Face recognition: due to complex lighting conditions, a small part of the facial features may be unrecognized (e.g. shadow). In face recognition, we need to remove the effects of shadows and focus on the face data. Actually, since the face data is almost unchanged (for one person), and the shadows affect only a small part, it is also a suitable situation to use RPCA. Here are some examples:

Simulated Data Example Fitting model Now we generate an example with 100 rows and 100 columns with 200 outliers. We are looking forward to recover it with a low rank 10.

```
##
## Thank you for using abess! To acknowledge our work, please cite the package:
```

```
##
## Zhu J, Wang X, Hu L, Huang J, Jiang K, Zhang Y, Lin S, Zhu J (2022). 'abess: A Fast Best Subset Selection Library in Python and R.' Journal of Machine Learning Research, 23(202), 1-7. https://www.jmlr.org/papers/v23/21-1060.html.
```

```
n <- 100 # rows
p <- 100 # columns
s <- 200 # outliers
r <- 10 # rank(L)
dat <- generate.matrix(n, p, r, s)
```

In order to use our program, users should call `abessrpca`

with a given outlier number `support_size`

or an integer
interval. For the latter case, a support size will be chosen by
information criterion (e.g.

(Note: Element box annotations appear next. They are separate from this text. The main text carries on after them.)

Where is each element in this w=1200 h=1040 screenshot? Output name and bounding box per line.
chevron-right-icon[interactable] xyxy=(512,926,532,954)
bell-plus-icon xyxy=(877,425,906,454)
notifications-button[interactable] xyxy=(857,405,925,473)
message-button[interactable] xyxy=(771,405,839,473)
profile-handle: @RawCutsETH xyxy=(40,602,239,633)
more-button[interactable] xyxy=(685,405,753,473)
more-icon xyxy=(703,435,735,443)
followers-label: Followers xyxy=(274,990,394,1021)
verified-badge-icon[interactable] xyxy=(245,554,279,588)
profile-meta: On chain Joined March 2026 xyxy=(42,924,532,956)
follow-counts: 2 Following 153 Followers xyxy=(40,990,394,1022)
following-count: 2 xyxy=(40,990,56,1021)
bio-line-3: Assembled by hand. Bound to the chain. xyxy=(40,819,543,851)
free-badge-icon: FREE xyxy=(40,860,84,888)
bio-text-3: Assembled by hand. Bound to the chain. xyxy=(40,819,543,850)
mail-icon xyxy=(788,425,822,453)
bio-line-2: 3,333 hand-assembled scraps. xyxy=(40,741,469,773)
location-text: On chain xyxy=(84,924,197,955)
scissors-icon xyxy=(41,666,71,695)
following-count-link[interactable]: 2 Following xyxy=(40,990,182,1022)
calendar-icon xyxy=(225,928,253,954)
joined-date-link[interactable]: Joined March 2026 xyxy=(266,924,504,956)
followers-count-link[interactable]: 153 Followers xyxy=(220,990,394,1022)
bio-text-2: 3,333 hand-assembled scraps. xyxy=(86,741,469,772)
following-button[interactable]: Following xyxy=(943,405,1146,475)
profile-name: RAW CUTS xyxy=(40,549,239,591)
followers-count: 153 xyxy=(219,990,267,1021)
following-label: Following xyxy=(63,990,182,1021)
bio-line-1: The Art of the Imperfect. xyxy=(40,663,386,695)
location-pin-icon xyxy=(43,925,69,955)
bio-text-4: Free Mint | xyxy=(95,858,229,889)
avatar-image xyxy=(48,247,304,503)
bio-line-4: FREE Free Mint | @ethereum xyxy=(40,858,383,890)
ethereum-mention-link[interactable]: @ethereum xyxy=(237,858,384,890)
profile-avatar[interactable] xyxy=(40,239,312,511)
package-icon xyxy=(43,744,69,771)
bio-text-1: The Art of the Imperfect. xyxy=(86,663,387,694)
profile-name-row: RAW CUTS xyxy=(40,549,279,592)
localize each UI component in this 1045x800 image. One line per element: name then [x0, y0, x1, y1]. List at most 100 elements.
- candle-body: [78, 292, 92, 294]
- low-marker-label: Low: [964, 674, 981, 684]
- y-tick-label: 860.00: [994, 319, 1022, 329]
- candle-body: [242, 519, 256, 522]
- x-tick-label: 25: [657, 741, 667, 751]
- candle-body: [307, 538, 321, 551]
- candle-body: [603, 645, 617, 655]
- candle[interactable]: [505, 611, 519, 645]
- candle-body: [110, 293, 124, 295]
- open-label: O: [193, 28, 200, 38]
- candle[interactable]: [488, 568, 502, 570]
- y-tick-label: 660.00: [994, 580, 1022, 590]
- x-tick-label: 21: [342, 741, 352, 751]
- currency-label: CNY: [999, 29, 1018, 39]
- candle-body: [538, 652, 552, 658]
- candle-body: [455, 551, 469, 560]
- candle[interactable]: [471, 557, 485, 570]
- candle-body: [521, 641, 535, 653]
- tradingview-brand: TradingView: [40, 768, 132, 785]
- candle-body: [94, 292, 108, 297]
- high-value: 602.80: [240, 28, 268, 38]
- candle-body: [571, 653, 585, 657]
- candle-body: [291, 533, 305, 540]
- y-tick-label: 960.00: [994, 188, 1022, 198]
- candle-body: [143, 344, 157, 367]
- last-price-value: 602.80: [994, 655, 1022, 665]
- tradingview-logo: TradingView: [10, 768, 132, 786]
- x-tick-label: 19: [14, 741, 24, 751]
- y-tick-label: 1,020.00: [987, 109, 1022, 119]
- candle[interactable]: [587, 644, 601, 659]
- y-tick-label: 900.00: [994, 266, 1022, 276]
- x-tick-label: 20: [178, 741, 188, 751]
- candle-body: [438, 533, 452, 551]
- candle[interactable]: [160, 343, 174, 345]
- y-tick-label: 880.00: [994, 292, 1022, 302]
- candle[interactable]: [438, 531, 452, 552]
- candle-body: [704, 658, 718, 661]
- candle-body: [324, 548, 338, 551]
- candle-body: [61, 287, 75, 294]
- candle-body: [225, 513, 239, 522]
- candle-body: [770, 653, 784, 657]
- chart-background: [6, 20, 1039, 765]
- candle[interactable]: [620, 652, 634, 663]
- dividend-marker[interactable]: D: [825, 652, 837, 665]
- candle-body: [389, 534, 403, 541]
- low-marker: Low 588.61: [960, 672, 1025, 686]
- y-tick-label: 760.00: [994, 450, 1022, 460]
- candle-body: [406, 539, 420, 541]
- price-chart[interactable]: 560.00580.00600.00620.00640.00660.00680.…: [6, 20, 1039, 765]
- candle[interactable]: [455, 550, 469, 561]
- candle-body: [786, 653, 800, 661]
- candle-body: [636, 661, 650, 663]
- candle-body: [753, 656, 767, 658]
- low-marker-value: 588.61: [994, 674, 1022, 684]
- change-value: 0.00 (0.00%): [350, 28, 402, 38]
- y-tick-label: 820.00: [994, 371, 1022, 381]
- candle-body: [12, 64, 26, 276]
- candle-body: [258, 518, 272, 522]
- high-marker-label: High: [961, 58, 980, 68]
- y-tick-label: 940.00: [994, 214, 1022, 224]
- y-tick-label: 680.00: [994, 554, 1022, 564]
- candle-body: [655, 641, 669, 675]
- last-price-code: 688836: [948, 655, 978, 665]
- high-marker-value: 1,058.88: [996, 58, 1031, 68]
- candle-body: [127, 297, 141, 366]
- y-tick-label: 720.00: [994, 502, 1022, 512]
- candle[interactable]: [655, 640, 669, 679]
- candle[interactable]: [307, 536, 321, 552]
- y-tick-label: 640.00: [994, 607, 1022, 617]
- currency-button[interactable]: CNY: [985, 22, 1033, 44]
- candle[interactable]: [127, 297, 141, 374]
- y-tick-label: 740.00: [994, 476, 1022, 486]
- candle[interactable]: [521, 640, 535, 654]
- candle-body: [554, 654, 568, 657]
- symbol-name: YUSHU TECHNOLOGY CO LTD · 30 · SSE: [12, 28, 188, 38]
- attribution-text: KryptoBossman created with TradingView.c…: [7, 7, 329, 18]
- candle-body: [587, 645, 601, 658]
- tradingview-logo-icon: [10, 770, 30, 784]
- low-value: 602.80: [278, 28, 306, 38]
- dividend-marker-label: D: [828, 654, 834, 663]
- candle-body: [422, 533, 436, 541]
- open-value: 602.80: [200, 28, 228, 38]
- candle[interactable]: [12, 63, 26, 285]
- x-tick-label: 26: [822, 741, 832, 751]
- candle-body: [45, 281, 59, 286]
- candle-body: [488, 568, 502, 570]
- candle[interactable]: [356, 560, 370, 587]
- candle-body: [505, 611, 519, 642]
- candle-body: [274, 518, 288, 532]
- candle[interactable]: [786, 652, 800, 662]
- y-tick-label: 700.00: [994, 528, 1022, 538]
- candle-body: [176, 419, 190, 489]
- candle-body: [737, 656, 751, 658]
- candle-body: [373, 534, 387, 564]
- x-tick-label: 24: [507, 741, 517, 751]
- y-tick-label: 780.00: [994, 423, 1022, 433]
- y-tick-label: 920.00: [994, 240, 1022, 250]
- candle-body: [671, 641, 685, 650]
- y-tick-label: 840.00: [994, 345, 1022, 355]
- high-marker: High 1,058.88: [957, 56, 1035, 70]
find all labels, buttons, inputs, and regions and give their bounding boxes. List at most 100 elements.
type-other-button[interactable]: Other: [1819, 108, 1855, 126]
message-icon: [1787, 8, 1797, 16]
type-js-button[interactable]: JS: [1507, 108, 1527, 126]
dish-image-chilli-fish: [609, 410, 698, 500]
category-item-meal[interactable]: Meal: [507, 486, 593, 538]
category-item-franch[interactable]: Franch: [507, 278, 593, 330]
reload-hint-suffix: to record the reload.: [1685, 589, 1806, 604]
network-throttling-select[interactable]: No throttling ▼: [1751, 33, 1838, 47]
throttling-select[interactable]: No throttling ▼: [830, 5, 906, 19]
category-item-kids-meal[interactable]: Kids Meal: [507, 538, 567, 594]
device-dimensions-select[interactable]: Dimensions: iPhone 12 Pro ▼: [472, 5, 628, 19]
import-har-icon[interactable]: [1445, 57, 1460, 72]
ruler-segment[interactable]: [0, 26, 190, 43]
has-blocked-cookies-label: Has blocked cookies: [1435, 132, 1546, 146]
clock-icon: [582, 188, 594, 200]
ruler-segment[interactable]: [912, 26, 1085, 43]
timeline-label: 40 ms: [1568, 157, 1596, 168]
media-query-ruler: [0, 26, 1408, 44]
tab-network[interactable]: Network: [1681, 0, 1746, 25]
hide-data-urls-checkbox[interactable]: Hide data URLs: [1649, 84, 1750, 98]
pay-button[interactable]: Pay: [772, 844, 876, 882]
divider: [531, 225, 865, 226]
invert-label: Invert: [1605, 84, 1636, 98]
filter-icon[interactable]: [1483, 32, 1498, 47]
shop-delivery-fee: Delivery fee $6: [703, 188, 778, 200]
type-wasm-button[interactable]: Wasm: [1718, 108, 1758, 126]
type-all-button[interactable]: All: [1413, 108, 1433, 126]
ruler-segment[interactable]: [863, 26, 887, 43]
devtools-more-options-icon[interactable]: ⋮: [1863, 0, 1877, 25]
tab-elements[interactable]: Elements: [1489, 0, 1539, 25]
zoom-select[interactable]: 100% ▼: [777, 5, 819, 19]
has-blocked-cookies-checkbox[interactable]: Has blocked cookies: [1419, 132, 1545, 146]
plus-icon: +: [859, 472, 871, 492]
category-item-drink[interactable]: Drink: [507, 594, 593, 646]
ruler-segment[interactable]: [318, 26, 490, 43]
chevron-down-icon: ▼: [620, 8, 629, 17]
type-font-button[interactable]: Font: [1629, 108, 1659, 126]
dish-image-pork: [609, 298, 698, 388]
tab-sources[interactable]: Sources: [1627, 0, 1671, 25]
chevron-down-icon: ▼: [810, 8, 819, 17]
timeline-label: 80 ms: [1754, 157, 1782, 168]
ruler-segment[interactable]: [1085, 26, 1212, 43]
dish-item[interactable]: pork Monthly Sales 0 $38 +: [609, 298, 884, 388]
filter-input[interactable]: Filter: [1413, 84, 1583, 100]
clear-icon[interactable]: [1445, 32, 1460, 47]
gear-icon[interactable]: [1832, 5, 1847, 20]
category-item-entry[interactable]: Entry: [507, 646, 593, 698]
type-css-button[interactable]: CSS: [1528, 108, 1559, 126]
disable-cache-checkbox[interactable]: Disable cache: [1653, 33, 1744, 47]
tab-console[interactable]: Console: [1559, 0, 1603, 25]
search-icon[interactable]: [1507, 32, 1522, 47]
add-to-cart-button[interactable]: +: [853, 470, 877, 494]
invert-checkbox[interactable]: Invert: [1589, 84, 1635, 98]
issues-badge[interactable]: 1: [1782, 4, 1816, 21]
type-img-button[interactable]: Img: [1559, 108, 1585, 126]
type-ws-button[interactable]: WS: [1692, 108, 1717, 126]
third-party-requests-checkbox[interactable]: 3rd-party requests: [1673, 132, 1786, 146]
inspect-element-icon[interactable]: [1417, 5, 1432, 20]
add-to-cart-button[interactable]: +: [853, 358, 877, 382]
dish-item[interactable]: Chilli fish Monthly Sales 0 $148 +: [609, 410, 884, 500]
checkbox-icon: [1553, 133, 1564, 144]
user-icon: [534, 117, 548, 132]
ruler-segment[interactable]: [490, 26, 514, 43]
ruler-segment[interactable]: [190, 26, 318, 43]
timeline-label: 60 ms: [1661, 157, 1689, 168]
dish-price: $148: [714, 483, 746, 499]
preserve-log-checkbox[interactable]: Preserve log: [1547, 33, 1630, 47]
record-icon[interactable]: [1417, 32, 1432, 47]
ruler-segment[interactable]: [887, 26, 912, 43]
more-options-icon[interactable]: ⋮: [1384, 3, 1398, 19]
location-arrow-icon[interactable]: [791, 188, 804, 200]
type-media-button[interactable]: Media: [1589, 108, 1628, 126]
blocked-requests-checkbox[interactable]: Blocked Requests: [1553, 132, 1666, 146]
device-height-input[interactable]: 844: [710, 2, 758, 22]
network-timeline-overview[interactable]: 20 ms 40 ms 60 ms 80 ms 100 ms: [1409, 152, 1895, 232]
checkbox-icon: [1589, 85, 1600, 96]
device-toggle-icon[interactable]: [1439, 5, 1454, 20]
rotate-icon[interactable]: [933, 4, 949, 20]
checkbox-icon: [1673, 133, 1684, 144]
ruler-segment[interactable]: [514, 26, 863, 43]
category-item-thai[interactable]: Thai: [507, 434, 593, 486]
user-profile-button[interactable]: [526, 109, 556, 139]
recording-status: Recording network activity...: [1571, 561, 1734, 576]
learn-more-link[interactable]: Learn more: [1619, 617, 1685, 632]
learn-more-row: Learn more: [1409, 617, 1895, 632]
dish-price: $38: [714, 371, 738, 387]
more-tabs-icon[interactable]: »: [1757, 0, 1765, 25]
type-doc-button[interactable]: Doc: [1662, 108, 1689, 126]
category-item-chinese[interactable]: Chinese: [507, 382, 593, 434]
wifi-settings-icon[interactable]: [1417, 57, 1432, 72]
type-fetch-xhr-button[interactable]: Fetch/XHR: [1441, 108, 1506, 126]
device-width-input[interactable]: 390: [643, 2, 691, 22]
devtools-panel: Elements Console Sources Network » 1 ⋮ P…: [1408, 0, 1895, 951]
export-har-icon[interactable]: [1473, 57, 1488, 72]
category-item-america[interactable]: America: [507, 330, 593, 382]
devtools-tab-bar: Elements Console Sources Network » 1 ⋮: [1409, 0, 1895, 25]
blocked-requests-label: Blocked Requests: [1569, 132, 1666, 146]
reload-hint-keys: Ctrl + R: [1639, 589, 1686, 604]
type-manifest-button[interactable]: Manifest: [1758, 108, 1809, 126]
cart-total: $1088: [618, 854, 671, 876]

GIC) adaptively. `abessrpca`

will
return a `abessrpca`

object.

`res.srpca <- abessrpca(dat$x, dat$rank, support.size = s)`

To extract the estimated coefficients from a fitted
`abessrpca`

object, we use the `coef`

function.

`coef(res.srpca)`

To check the performance of the program, we use TPR, FPR as the criterion.

```
test.model <- function(pred, real)
{
tpr <- sum(pred !=0 & real != 0)/sum(real != 0)
fpr <- sum(pred !=0 & real == 0)/sum(real == 0)
return(c(tpr = tpr, fpr = fpr))
}
test.model(res.srpca$S[[1]], dat$S)
```

```
## tpr fpr
## 0.835000000 0.003367347
```

We can also change different random seeds to test for more situations:

```
M <- 30
res.test <- lapply(1:M, function(i)
{
dat <- generate.matrix(n, p, r, s, seed = i)
res.srpca <- abessrpca(dat$x, dat$rank, support.size = s)
return(test.model(res.srpca$S[[1]], dat$S))
})
rowMeans(simplify2array(res.test))
```

```
## tpr fpr
## 0.839000000 0.003285714
```

Under all of these situations, abessRPCA has a good performance.